Power Financial Corporation has announced:
that it has agreed to issue 8,000,000 Non-Cumulative First Preferred Shares, Series S (the “Series S Shares”) on a bought deal basis, for gross proceeds of $200 million. The Series S Shares will be priced at $25.00 per share and will carry an annual dividend yield of 4.80%. Closing is expected to occur on or about February 28, 2013. The issue will be underwritten by a syndicate of underwriters led by BMO Capital Markets, RBC Capital Markets and Scotiabank.
Power Financial has also granted the underwriters an option to purchase an additional 2,000,000 Series S Shares at the same offering price. Should the underwriters’ option be exercised fully, the total gross proceeds of the Series S Share offering will be $250 million.
Proceeds from the issue will be used to acquire subscription receipts of Great-West Lifeco Inc. (“Lifeco”) exchangeable into common shares of Lifeco as part of the $1.25 billion offering of subscription receipts announced by Lifeco earlier today in connection with its proposed acquisition of Irish Life Group Limited and to supplement Power Financial’s financial resources.
The Irish Life Group acquisition was announced earlier today by Great-West Lifeco, which is controlled by PWF.
Both PWF and its subsidiary IGM are buying stock in GWO which will fund the acquisition:
Power Financial Corporation’s (TSX: PWF) subsidiary, Great-West Lifeco Inc. (“Lifeco”), today announced that it has reached an agreement with the Government of Ireland to acquire all of the shares of Irish Life Group Limited for $1.75 billion (€1.3 billion). Established in 1939, Irish Life is the largest life and pensions group and investment manager in Ireland. The acquisition is transformational for the Lifeco companies in Ireland. Lifeco achieves, with a single transaction, the leading position in life insurance, pensions and investment management, which is consistent with Lifeco’s global business strategy of developing significant market positions in the sectors where the company participates.
Lifeco also announced a $1.25 billion offering of subscription receipts exchangeable into common shares by way of a $650 million public bought deal offering as well as concurrent private placements of subscription receipts for an amount of $600 million.
Power Financial has agreed to purchase $550 million of Lifeco subscription receipts. Power Financial’s subsidiary IGM Financial Inc. has also agreed to purchase $50 million of Lifeco subscription receipts.
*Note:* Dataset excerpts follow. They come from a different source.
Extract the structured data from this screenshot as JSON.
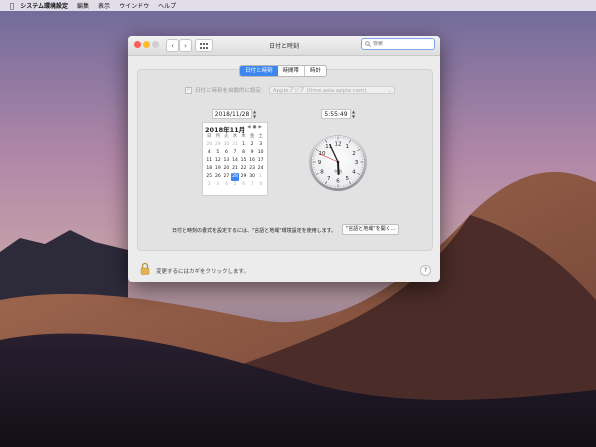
{
  "menubar": {
    "apple_icon": "apple-logo-icon",
    "app_name": "システム環境設定",
    "items": [
      "編集",
      "表示",
      "ウインドウ",
      "ヘルプ"
    ]
  },
  "window": {
    "title": "日付と時刻",
    "search_placeholder": "検索",
    "nav_back": "‹",
    "nav_forward": "›",
    "grid_icon": "grid-icon"
  },
  "tabs": [
    {
      "label": "日付と時刻",
      "active": true
    },
    {
      "label": "時間帯",
      "active": false
    },
    {
      "label": "時計",
      "active": false
    }
  ],
  "auto": {
    "label": "日付と時刻を自動的に設定:",
    "checked": true,
    "server": "Appleアジア (time.asia.apple.com)"
  },
  "date_field": "2018/11/28",
  "time_field": "5:55:49",
  "calendar": {
    "month": "2018年11月",
    "nav": [
      "◀",
      "●",
      "▶"
    ],
    "weekdays": [
      "日",
      "月",
      "火",
      "水",
      "木",
      "金",
      "土"
    ],
    "weeks": [
      [
        "28",
        "29",
        "30",
        "31",
        "1",
        "2",
        "3"
      ],
      [
        "4",
        "5",
        "6",
        "7",
        "8",
        "9",
        "10"
      ],
      [
        "11",
        "12",
        "13",
        "14",
        "15",
        "16",
        "17"
      ],
      [
        "18",
        "19",
        "20",
        "21",
        "22",
        "23",
        "24"
      ],
      [
        "25",
        "26",
        "27",
        "28",
        "29",
        "30",
        "1"
      ],
      [
        "2",
        "3",
        "4",
        "5",
        "6",
        "7",
        "8"
      ]
    ],
    "selected": "28"
  },
  "clock": {
    "numbers": [
      "12",
      "1",
      "2",
      "3",
      "4",
      "5",
      "6",
      "7",
      "8",
      "9",
      "10",
      "11"
    ],
    "ampm": "午前",
    "hour": 5,
    "minute": 55,
    "second": 49
  },
  "footer": {
    "note": "日付と時刻の書式を設定するには、\"言語と地域\"環境設定を使用します。",
    "open_button": "\"言語と地域\"を開く...",
    "lock_text": "変更するにはカギをクリックします。",
    "help": "?"
  },
  "colors": {
    "accent": "#3d86f0",
    "close": "#fe5f57",
    "minimize": "#febc2e",
    "zoom": "#cfcfcf"
  }
}
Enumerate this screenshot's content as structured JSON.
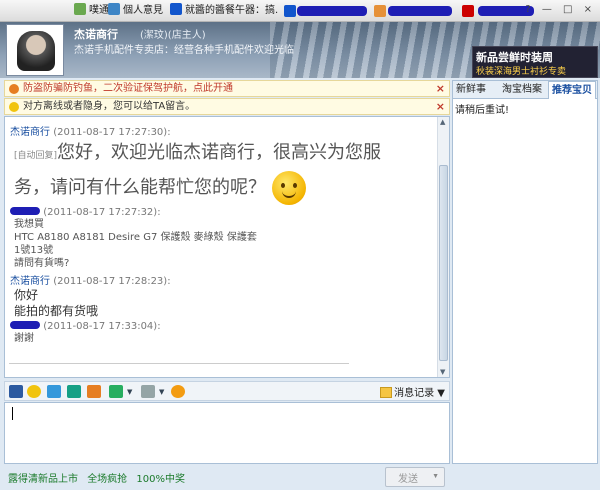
{
  "taskbar": {
    "tabs": [
      {
        "label": "噗通™"
      },
      {
        "label": "個人意見"
      },
      {
        "label": "就醬的醬餐午器：搞..."
      }
    ]
  },
  "header": {
    "shop_name": "杰诺商行",
    "shop_tag": "(潔玟)(店主人)",
    "signature": "杰诺手机配件专卖店：经营各种手机配件欢迎光临",
    "ad_line1": "新品尝鲜时装周",
    "ad_line2": "秋装深海男士衬衫专卖"
  },
  "notices": {
    "security": "防盗防骗防钓鱼，二次验证保驾护航，点此开通",
    "offline": "对方离线或者隐身，您可以给TA留言。",
    "close": "×"
  },
  "messages": {
    "m1": {
      "sender": "杰诺商行",
      "time": "(2011-08-17 17:27:30):",
      "auto": "[自动回复]",
      "line1": "您好，欢迎光临杰诺商行，很高兴为您服",
      "line2": "务，请问有什么能帮忙您的呢？"
    },
    "m2": {
      "time": "(2011-08-17 17:27:32):",
      "l1": "我想買",
      "l2": "HTC A8180 A8181 Desire G7 保護殼 麥綠殼 保護套",
      "l3": "1號13號",
      "l4": "請問有貨嗎?"
    },
    "m3": {
      "sender": "杰诺商行",
      "time": "(2011-08-17 17:28:23):",
      "l1": "你好",
      "l2": "能拍的都有货哦"
    },
    "m4": {
      "time": "(2011-08-17 17:33:04):",
      "l1": "謝謝"
    }
  },
  "input_toolbar": {
    "history_label": "消息记录"
  },
  "footer": {
    "promo1": "露得清新品上市",
    "promo2": "全场疯抢",
    "promo3": "100%中奖",
    "send_label": "发送"
  },
  "right_panel": {
    "tabs": [
      "新鲜事",
      "淘宝档案",
      "推荐宝贝"
    ],
    "content": "请稍后重试!"
  },
  "colors": {
    "accent": "#1a4fa0",
    "warning": "#c0392b",
    "redaction": "#1e1eb4"
  }
}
Each subscription receipt will entitle the holder to receive one common share of Lifeco upon closing of the acquisition of Irish Life, without any action on the part of the holder and without payment of additional consideration. Power Financial and IGM Financial will complete the purchase of subscription receipts by private placements concurrently with the closing of the bought deal public offering of Lifeco’s subscription receipts. The public offering and private placements of subscription receipts will be made at the same price of $25.70 per subscription receipt. The public offering is conditional on closing of the private placement financings and the private placement financings are conditional on closing of the public offering; both closings are expected to occur on March 12, 2013 and are subject to TSX approval.
Should each of the public offering and private placement financings be completed and the subscription receipts converted into common shares of Lifeco, Power Financial will hold, directly and indirectly, a 69.4% economic interest in Lifeco.
Power Financial Corporation is a diversified management and holding company that has interests, directly or indirectly, in companies in the financial services sector in Canada, the United States and Europe. It also has substantial holdings in a diversified industrial group based in Europe. Power Financial Corporation is a member of the Power Corporation group of companies.
Update: Supersize me!
Power Financial Corporation (TSX: PWF) announced today that, due to strong demand, the Corporation has increased the size of its previously announced bought deal public offering to 12,000,000 Non-Cumulative First Preferred Shares, Series S (the “Series S Shares”), for gross proceeds of $300 million. The Series S Shares will be priced at $25.00 per share and will carry an annual dividend yield of 4.80%. Closing is expected to occur on or about February 28, 2013. The issue will be underwritten by a syndicate of underwriters led by BMO Capital Markets, RBC Capital Markets and Scotiabank.